Zacarias acrescenta que o fenômeno negacionista no Brasil é de extrema preocupação, e que ideologias como o supremacismo branco e o fascismo são frequentemente incorporadas por membros do governo. O caso mais recente é o do assessor especial para Assuntos Internacionais da Presidência, Felipe Martins, que fez um gesto supremacista durante uma sabatina de parlamentares com o então ministro das Relações Exteriores, Ernesto Araújo. Martins nega a motivação do gesto.

 

Em janeiro de 2020, o agora ex-secretário Especial da Cultura, Roberto Alvim, utilizou um discurso com estéticas nazistas para fazer um pronunciamento. A fala dele se assemelhava à do ministro da propaganda de Hitler, Joseph Goebbels. 

 

"Temos um governo que é o mais próximo do que tivemos do fascismo na história do Brasil. Com exceção do Estado-novo, instaurado em 1937. Depois do Estado Novo, que estava num contexto de regimes fascistas, o que temos mais próximo é o governo atual. Repleto de gente que apoia extrema-direita, supremacistas, acordos absurdos com teocracias fundamentalistas. Isso envergonha o Brasil. Eu sou historiador, e meus livros de fascismo estavam empoeirados. Hoje, eu vejo o fascismo fungar no nosso cangote", aponta o historiador baiano. 

 

Ele também lembra o caso que ocorreu na noite desta terça-feira, na cidade de Santa Cruz do Capibaribe, em Pernambuco. Um estúdio de rádio foi invadido e um radialista ameaçado por quatro homens que se declararam apoiadores do presidente Jair Bolsonaro. O jornalista Júnior Albuquerque fazia críticas à política sanitária do Governo Federal na pandemia (lembre aqui).

 

"Eu não gosto de pontuar de modo taxonômico. Mas se você olhar, vai ver o ódio pelo outro, a busca de responsáveis, a não aceitação da existência do seu opositor como legítimo, o culto à figura do líder messiânico, o discurso nacionalista.
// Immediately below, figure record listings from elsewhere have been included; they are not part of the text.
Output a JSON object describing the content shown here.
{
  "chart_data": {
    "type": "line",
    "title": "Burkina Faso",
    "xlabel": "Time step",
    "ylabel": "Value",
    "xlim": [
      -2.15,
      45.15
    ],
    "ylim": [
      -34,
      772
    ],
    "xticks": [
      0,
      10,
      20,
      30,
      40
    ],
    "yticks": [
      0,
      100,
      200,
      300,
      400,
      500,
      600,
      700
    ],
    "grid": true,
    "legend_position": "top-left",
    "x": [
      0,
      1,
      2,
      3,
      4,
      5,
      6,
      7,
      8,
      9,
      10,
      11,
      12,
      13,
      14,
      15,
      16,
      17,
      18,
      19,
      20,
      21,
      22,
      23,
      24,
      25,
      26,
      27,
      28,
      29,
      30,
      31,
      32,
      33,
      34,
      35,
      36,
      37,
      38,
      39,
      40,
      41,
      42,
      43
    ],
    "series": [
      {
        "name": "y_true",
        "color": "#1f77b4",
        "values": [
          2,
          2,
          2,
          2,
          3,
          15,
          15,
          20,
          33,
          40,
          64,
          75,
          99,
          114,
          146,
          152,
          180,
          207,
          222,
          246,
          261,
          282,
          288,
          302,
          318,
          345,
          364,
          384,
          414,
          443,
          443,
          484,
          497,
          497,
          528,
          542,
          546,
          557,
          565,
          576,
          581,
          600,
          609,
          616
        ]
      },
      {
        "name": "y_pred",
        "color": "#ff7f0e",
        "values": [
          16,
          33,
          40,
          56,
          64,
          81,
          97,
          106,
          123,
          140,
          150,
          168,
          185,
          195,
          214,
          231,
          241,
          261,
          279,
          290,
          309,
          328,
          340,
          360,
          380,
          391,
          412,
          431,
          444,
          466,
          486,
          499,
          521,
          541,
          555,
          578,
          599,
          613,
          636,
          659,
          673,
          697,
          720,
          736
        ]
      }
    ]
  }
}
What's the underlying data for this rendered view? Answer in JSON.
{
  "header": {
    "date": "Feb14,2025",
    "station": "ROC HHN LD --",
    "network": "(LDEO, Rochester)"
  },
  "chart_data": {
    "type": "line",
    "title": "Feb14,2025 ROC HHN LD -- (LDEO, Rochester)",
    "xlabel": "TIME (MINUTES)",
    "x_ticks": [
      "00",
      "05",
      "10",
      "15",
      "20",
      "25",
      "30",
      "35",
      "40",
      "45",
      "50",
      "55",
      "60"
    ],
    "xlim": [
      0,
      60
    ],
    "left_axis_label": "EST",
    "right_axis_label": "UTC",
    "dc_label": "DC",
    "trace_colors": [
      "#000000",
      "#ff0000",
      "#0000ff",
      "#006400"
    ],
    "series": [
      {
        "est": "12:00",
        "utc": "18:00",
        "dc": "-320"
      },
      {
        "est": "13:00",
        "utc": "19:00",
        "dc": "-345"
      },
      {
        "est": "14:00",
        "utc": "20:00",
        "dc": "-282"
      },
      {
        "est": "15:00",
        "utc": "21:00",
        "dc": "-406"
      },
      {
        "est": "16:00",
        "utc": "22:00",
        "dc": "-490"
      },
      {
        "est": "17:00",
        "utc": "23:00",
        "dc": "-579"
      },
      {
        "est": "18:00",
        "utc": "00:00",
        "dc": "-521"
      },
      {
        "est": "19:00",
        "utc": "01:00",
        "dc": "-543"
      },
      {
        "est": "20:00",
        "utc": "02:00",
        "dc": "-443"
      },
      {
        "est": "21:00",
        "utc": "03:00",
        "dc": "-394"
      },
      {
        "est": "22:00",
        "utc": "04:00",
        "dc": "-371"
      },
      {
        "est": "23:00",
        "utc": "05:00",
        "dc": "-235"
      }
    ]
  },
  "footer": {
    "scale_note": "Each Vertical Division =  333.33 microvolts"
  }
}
Apesar de que ser capacho da bandeira norte-americana, ele faz um discurso nacionalista e envolve a patriotada burra. A milicianização da política do estado também. Se não temos as SA ou as SS, fardadas, temos no estado, nas instituições, grupos armados cada vez mais bolsonaristas. Isso dimensiona essa relação do nosso fascismo contemporâneo com o fascismo histórico. O fascismo não se repete em lugar nenhum do mundo porque a história não se repete, mas é importante esse trabalho de compreender que há traços marcados e evidentes de fascismo no presidente", afirma.